Friday, January 12, 2007

Time to act now in Montana on illegal immigration

Rep. Mike Jopek, D-Whitefish, has proposed a bill that will make things harder on businesses that hire illegal immigrants. The bill is to be applauded, and should have the support of Republicans.

Republicans should, however, link support for this bill to other key areas where illegal immigration directly hurts a state. As former Montana Secretary of State Bob Brown pointed out in a guest opinion in the Billings Gazette a month ago, there are a host of measures that Montana should take now, before the inevitable wave of illegal immigration hits our state.

As Brown pointed out, there are common-sense bills that Montana can pass now, without controversy -- bills that are being passed in other states, but painfully, since they amount to taking things away from illegal immigrants. If we pass them now, we will be setting the rules first.

Laws requiring proof of citizenship to receive welfare benefits or get a driver's license are starting points that Brown mentions, and creative thinking can help Montana think of other laws that will protect our economic interests and protect legal laborers of all races from wage depression and job losses.

Labor unions support Jopek's legislation, as they should. They should also support a broad-based package of legislation to help prevent Montana from having to go through the illegal immigration pains that the rest of the intermountain west has experienced. Montanans should be able to come to agreement on such measures, regardless of politics or party.

Dan Quixote tilts at lobbying law


Sen. Dan McGee, R-Laurel, has decided to take on Initiative 153, passed by Montana voters in the last election. There was nary a Sancho Panza in sight, however, as he appears to stand alone for the time being.

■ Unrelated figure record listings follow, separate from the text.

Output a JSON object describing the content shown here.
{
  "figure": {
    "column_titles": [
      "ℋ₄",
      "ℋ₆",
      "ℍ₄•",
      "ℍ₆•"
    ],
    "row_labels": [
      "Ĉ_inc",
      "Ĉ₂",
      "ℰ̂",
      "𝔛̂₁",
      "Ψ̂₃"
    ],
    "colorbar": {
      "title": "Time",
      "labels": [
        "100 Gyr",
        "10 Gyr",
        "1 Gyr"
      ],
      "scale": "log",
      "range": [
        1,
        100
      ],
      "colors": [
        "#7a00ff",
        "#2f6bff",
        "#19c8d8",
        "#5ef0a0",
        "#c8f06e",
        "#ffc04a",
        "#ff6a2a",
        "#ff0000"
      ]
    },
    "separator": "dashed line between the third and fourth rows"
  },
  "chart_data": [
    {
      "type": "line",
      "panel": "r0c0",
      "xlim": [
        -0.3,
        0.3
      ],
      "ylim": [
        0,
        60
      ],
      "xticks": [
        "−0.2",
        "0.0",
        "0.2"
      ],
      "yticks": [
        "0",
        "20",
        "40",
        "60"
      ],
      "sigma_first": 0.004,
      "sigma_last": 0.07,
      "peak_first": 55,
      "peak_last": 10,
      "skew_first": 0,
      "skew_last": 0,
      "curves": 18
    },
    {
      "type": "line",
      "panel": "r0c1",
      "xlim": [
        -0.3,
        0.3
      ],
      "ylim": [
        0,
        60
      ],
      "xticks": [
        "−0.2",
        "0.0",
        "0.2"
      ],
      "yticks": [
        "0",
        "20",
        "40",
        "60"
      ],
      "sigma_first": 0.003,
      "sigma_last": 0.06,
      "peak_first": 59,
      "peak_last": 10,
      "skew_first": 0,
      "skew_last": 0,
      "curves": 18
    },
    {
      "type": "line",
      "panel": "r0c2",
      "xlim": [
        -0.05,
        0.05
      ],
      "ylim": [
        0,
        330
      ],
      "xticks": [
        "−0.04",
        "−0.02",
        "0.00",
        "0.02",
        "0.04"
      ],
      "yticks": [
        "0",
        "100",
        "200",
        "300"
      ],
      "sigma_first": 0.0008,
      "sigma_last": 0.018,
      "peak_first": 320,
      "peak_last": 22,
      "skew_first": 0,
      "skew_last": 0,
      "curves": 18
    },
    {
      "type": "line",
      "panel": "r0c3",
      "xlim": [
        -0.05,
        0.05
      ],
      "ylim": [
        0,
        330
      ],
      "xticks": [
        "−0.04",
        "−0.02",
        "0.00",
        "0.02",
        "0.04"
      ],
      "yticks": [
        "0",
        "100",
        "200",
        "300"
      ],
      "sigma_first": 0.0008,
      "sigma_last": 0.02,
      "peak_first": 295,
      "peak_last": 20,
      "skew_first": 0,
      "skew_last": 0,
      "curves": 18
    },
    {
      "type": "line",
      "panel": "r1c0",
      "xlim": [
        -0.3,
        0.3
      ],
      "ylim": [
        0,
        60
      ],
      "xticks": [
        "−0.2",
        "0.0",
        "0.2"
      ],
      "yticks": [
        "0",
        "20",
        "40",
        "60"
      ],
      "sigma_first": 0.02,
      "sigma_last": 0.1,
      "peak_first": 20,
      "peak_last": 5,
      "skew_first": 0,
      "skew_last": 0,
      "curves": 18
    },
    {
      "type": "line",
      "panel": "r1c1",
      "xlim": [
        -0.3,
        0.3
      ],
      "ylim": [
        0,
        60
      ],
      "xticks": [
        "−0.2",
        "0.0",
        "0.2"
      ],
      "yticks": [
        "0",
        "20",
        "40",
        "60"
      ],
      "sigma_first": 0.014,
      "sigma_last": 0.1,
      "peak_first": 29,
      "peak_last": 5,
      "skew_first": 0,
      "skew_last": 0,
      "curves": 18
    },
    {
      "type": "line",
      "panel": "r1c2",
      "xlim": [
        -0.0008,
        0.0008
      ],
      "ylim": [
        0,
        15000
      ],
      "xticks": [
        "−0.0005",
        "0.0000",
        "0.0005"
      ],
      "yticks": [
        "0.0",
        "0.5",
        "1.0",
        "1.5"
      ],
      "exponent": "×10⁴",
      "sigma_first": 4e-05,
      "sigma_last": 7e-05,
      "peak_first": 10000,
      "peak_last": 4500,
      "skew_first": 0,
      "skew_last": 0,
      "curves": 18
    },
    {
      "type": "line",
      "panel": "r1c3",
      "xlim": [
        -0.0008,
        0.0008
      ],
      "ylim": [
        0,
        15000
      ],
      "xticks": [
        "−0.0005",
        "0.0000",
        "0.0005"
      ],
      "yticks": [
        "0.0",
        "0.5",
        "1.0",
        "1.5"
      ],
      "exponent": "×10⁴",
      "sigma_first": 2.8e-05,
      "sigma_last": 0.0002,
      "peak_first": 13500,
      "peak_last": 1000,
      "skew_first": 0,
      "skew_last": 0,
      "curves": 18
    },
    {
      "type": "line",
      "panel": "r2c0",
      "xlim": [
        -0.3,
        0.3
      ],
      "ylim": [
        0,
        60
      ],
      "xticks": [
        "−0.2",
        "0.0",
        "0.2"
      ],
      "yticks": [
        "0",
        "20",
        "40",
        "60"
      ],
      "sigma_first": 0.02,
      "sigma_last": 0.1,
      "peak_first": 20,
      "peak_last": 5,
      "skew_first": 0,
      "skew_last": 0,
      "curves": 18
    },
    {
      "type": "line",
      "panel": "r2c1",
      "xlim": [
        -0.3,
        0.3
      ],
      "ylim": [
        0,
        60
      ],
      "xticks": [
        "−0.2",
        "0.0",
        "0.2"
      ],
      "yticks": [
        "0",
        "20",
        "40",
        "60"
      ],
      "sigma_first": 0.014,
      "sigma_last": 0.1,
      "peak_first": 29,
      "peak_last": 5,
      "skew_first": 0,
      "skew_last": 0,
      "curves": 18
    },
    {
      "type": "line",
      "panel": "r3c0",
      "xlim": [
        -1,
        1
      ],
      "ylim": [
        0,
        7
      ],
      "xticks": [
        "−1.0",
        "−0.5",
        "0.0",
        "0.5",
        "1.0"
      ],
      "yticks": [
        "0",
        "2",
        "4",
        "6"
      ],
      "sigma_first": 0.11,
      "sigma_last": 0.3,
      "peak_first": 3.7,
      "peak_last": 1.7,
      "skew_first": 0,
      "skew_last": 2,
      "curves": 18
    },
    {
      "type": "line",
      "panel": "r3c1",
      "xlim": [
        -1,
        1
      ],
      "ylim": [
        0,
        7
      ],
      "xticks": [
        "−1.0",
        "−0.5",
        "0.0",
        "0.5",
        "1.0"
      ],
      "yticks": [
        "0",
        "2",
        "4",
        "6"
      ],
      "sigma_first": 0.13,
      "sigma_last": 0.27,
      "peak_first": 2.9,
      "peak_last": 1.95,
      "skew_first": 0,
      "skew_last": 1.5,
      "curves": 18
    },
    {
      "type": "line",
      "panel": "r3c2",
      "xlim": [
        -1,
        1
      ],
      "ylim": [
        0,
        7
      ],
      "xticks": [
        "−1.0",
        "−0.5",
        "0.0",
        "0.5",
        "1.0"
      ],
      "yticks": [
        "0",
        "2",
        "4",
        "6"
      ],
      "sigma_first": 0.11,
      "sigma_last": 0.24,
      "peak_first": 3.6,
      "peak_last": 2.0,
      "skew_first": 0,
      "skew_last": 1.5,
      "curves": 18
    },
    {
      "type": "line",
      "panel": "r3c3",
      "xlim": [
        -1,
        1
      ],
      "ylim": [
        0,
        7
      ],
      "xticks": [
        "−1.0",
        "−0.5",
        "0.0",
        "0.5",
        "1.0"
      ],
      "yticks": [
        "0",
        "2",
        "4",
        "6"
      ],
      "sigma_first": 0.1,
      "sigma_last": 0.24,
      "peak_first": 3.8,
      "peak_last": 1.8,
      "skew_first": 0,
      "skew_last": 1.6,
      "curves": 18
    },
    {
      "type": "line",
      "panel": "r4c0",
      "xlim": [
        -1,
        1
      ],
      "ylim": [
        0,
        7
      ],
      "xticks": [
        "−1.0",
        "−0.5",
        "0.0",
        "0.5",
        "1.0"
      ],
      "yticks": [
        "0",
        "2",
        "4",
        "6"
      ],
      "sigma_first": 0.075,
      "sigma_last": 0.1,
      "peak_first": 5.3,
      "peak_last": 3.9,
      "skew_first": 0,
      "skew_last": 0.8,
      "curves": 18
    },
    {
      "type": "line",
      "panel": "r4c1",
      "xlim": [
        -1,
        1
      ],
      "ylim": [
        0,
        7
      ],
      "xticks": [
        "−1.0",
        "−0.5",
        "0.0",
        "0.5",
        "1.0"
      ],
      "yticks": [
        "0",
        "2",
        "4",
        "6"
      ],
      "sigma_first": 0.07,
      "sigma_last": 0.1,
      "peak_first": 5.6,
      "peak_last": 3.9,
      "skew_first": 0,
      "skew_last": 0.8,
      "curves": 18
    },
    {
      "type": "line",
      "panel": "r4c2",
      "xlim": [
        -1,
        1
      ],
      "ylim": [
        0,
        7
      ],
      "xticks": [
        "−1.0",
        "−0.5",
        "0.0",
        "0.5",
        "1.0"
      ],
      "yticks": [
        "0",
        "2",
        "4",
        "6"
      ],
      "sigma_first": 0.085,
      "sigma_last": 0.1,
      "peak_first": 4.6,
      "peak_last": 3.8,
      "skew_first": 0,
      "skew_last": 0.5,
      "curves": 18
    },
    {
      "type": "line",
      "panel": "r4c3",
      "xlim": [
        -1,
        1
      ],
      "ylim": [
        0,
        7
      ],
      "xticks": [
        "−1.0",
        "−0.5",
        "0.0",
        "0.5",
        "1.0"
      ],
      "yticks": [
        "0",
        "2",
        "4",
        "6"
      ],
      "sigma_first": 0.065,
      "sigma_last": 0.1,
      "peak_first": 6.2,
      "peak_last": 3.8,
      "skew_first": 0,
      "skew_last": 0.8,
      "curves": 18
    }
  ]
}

He believes that this law, which prohibits legislators and certain other state government officials from becoming lobbyists for 2 years after leaving state government, is unconstitutional since it restricts free speech.

It certainly seems to be a restriction of free speech on the face of it -- but then so do the term limitations that made this initiative an especially bad idea.

Term limitations have created a revolving door that leaves the Montana legislature chronically short on experience in its lawmakers. Learning the legislative ropes takes time -- certainly more than the 90 days of a scheduled session.

Enter bureaucrats and lobbyists, who are the ones who understand the process better than the legislators themselves, and who have no term limitations. Like the inestimable "Permanent Secretary," Sir Humphrey Appleby, in the BBC television series "Yes, Minister", unelected government employees pull the strings when elected officials are uncertain of themselves and of the process.

By restricting legislators from becoming lobbyists during the time period when their understanding of the legislative process is freshest, the playing field is tilted even further in favor of the state bureaucratic apparatus, which is skilled at lobbying the legislature for what it wants and which has no restrictions on it whatsoever.

McGee is right. Which is a part of the reason why he has no chance at success.